United States President-elect Joe Biden has termed the WH efforts aimed at facilitating the transition, sincere.
“It has not been begrudging so far, and I don’t expect it to be,” he said in an NBC News interview. The Democrat has just announced his picks for the key positions as he and his team await the Jan 20, 2021 – the day for formal change of administration. Meanwhile, Trump nearly three weeks after the presidential election, formally agreed to begin the transition on Monday. However, he still refused to admit defeat and stood by his unfounded claims of voter fraud.
What did Biden say?
“It’s a slow start but it’s starting and there’s two months left to go, so I’m feeling good about the ability to be able to get up to speed,” he said.
The President-elect appreciated the genuine outreach from the Trump administration, a day after a federal agency released a letter to officially begin the transfer of power.
“Immediately, we’ve gotten outreach from the national security shop to just across the board,” Biden said in an exclusive interview with NBC News’ Lester Holt. “And they’re already working out my ability to get Presidential Daily Briefs. We’re already working out meeting with the COVID-19 team in the White House and how to not only distribute but get from a vaccine being distributed to a person able to get vaccinated, so I think we’re going to not be so far behind the curve as we thought we might be in the past.”
He added: “And I must say the outreach has been sincere – it has not been begrudging so far, and I don’t expect it to be.”
Biden who said he has not spoken directly with President Donald Trump since the start of the race, said the administration will not be “a third Obama term,” because the world has changed so much during the Trump years.

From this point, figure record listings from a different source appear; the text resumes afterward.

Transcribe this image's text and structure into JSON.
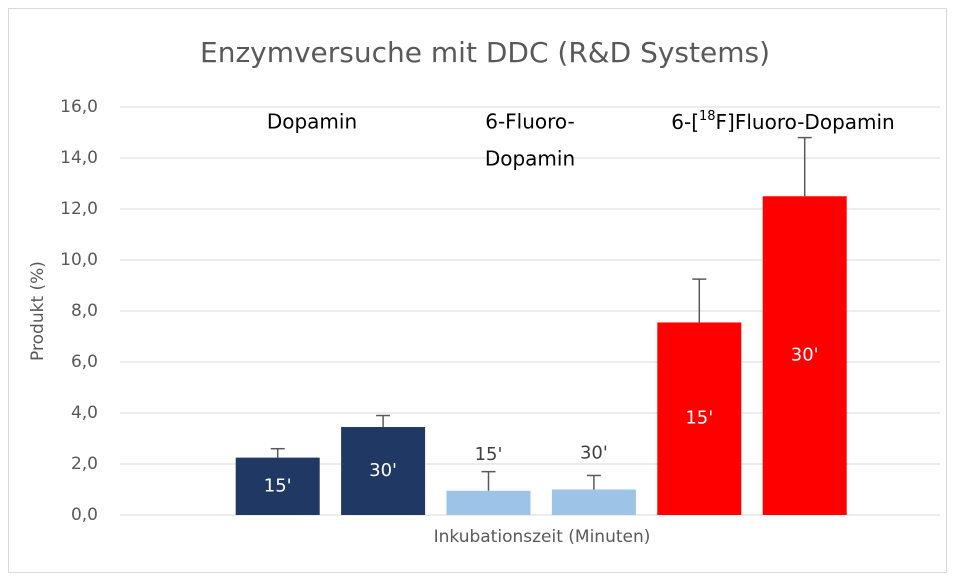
{
  "chart_data": {
    "type": "bar",
    "title": "Enzymversuche mit DDC (R&D Systems)",
    "x_label": "Inkubationszeit (Minuten)",
    "y_label": "Produkt (%)",
    "categories": [
      "15'",
      "30'",
      "15'",
      "30'",
      "15'",
      "30'"
    ],
    "values": [
      2.25,
      3.45,
      0.95,
      1.0,
      7.55,
      12.5
    ],
    "errors": [
      0.35,
      0.45,
      0.75,
      0.55,
      1.7,
      2.3
    ],
    "colors": [
      "#203864",
      "#203864",
      "#9dc3e6",
      "#9dc3e6",
      "#ff0000",
      "#ff0000"
    ],
    "error_color": "#595959",
    "groups": [
      {
        "lines": [
          "Dopamin"
        ]
      },
      {
        "lines": [
          "6-Fluoro-",
          "Dopamin"
        ]
      },
      {
        "before": "6-[",
        "sup": "18",
        "after": "F]Fluoro-Dopamin"
      }
    ],
    "ylim": [
      0,
      16
    ],
    "yticks": [
      {
        "value": 0,
        "label": "0,0"
      },
      {
        "value": 2,
        "label": "2,0"
      },
      {
        "value": 4,
        "label": "4,0"
      },
      {
        "value": 6,
        "label": "6,0"
      },
      {
        "value": 8,
        "label": "8,0"
      },
      {
        "value": 10,
        "label": "10,0"
      },
      {
        "value": 12,
        "label": "12,0"
      },
      {
        "value": 14,
        "label": "14,0"
      },
      {
        "value": 16,
        "label": "16,0"
      }
    ],
    "grid": true
  }
}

“We face a totally different world than we faced in the Obama-Biden administration,” he said. “President Trump has changed the landscape. It’s become America first. It’s been America alone.”
Trump has refused to concede and his legal team is still banking on the legal battle to subvert the Biden’s victory – a strategy that failed this week as states began to certify their elections results. Following the finalization of results by Michigan on Monday, General Services Administration informed Biden that the formal transition has been approved after weeks of wait. GSA administrator Emily Murphy said she didn’t delay the results because of any pressure from White House but instead couldn’t make the move “out of fear of favoritism.”

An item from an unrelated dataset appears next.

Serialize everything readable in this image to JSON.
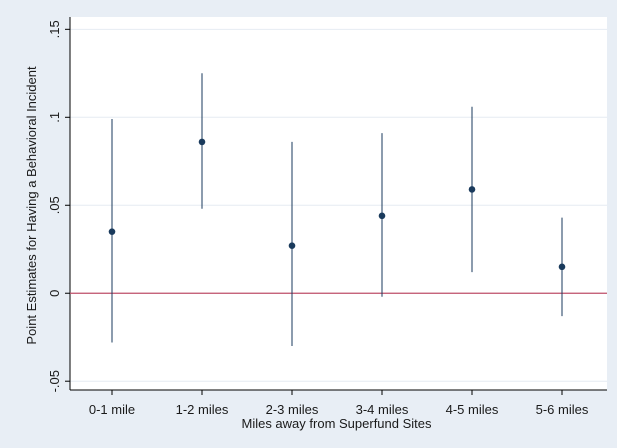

“Please know that I came to my decision independently, based on the law and available facts,” Murphy wrote. “I was never directly or indirectly pressured by any Executive Branch official — including those who work at the White House or GSA — with regard to the substance or timing of my decision. To be clear, I did not receive any direction to delay my determination.”

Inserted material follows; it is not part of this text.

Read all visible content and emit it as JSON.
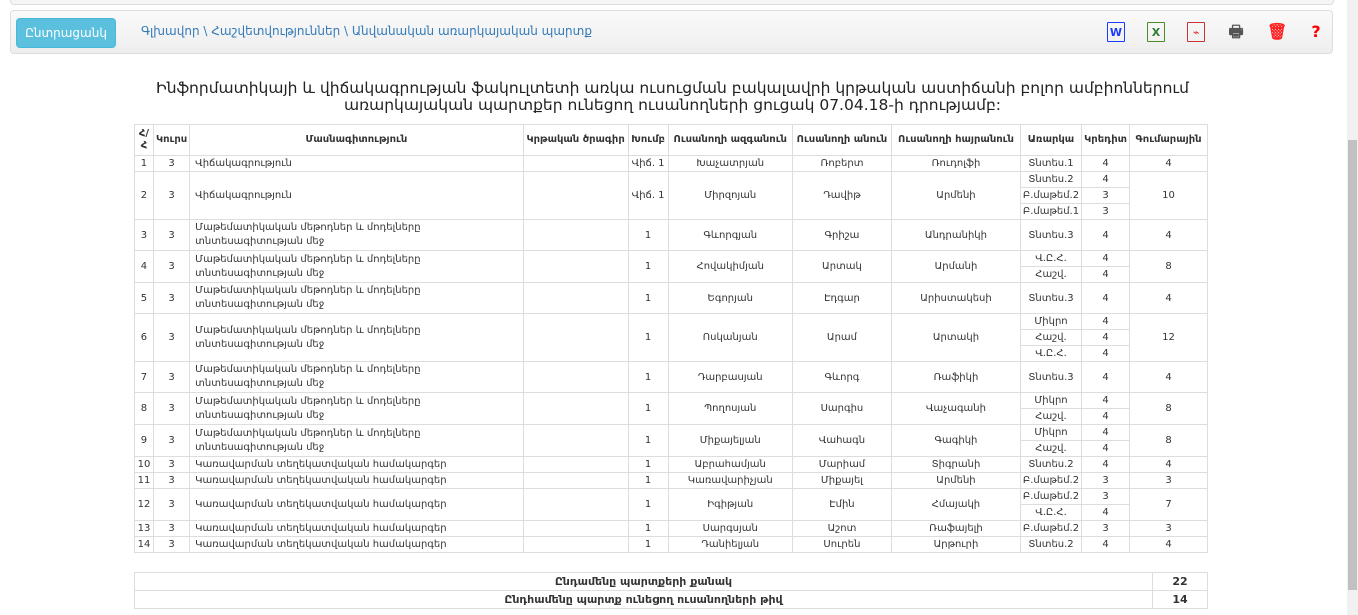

“I did, however, receive threats online, by phone, and by mail directed at my safety, my family, my staff, and even my pets in an effort to coerce me into making this determination prematurely. Even in the face of thousands of threats I have remained committed to upholding the law.”
Hours after the administrator referred to Biden as “the apparent president-elect” and eligible to get access to millions of dollars in federal funds and other resources easing him out from the transitional phase, Trump took to twitter that he would “never concede to fake ballots and Dominion,”.
Trump’s resilience to not concede, has hindered Biden’s team from gaining critical access to government resources as national battles with coronavirus pandemic amid looming economic uncertainty. However, Biden has started to approve key appointments to fill out his Cabinet and announced other positions. He gearing up for the future course also held briefings with former top government officials and founded his own COVID-19 task force.
Both President Trump and General Services Administration have faced mounting pressure as growing number of Republican legislators began to publicly back the President-elect to be granted access. Democratic benches have also starting calling for GSA administrator to testify before Congress.
Biden in the interview vowed to focus on immigration reform and COVID-19 relief with the help of Congress during his first 100 days in White House.
“I will send an immigration bill to the United States Senate with a pathway to citizenship for over 11 million undocumented people in America,” he said. “I will also be moving to do away with some of the, I think, very damaging executive orders that have significantly impacted on making the climate worse and making us less healthy, from methane to a whole range of things the president has done.”
Biden also shut down the claims that he would investigate Trump after taking the office.
“I will not do what this president does and use the Justice Department as my vehicle to insist that something happened,” he said. “What I’m focused on is getting the American public back at a place where they have some certainty, some surety, some knowledge that they can make it.”